As if the oak tree were not enough of an issue, there are overhead utility lines that run along the rear property line (The wires run through the tree foliage), and along Geranium Street. At the intersection of these lines is a utility pole with a couple of electrical transformers. It also happens to be located where the driveway would likely go.
So, to create a new house with a plan that works for my client, the old house would have to be demolished, the large oak tree with the 3 foot diameter trunk would have to be removed without damaging the rear neighbor’s roof, and the utility pole would have to be relocated. There are few options of where to relocate the utility pole since it supports overhead lines in two directions.
What’s more, the old house provides a benchmark for the quality and craftsmanship that is expected in the new additions. If the house were demolished, this benchmark no longer exists. It then becomes easy to cheapen the new construction, and the end result could be less desirable. This is another concern I have with demolishing the old house.

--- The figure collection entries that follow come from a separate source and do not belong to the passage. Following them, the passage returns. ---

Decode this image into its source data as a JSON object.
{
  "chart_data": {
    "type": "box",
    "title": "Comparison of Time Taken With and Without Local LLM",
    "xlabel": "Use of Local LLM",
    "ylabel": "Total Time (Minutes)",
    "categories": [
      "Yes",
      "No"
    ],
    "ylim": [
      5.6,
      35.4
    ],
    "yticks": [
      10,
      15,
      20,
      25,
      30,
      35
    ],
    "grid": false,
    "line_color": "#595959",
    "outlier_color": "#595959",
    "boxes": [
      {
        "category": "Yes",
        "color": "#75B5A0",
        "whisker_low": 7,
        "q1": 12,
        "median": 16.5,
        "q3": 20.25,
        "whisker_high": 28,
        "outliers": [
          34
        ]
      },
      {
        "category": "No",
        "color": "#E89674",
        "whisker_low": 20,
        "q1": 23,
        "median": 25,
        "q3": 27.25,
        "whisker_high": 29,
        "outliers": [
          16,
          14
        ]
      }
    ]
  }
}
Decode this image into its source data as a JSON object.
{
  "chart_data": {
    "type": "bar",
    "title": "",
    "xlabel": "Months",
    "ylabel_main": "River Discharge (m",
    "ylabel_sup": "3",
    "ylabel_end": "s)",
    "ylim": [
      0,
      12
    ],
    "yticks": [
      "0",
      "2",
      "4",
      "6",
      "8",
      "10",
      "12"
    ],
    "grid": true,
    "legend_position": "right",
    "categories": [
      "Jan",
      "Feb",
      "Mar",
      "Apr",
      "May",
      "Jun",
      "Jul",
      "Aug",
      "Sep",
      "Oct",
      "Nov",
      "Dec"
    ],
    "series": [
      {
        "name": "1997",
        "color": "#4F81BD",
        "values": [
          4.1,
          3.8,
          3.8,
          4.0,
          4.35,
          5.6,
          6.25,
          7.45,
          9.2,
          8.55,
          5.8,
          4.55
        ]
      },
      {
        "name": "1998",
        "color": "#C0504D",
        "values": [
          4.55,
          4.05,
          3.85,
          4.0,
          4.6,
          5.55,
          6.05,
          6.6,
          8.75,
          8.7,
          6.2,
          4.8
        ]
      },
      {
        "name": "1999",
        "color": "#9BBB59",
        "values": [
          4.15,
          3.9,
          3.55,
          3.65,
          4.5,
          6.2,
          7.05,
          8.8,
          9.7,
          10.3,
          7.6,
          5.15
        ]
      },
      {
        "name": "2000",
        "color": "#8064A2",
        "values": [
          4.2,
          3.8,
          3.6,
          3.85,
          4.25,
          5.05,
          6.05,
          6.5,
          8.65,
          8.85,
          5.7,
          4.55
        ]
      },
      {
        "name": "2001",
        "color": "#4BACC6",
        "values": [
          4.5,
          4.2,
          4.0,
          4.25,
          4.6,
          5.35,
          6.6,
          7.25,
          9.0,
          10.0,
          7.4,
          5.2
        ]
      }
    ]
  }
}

I am recommending that the house not be demolished, and the renovation/expansion scheme be developed further. However, my client continues to talk to builders (who prefer to build new houses rather renovate old houses) who recommend that the house be torn down. I have told him to not proceed with the demolition, since I am a long way from completing construction drawings for whatever he decides to do, and that because the demolition would take only 2 to 3 days, there was no need to hurry; it wasn’t causing any delay. (The house doesn’t hold any sentimental value to him; it’s not like it was the house that he grew up in, but I still fear that he would regret demolishing the house, especially when confronted with the issues with the tree and the utility pole.) The problems with the renovation/expansion proposal seem insignificant; you have to make the plan work as best you can, and can’t expect it to be perfect.
I have prepared a design for a new house for the lot just in case he insists that the house be demolished. I will post the plans and elevations in a future post.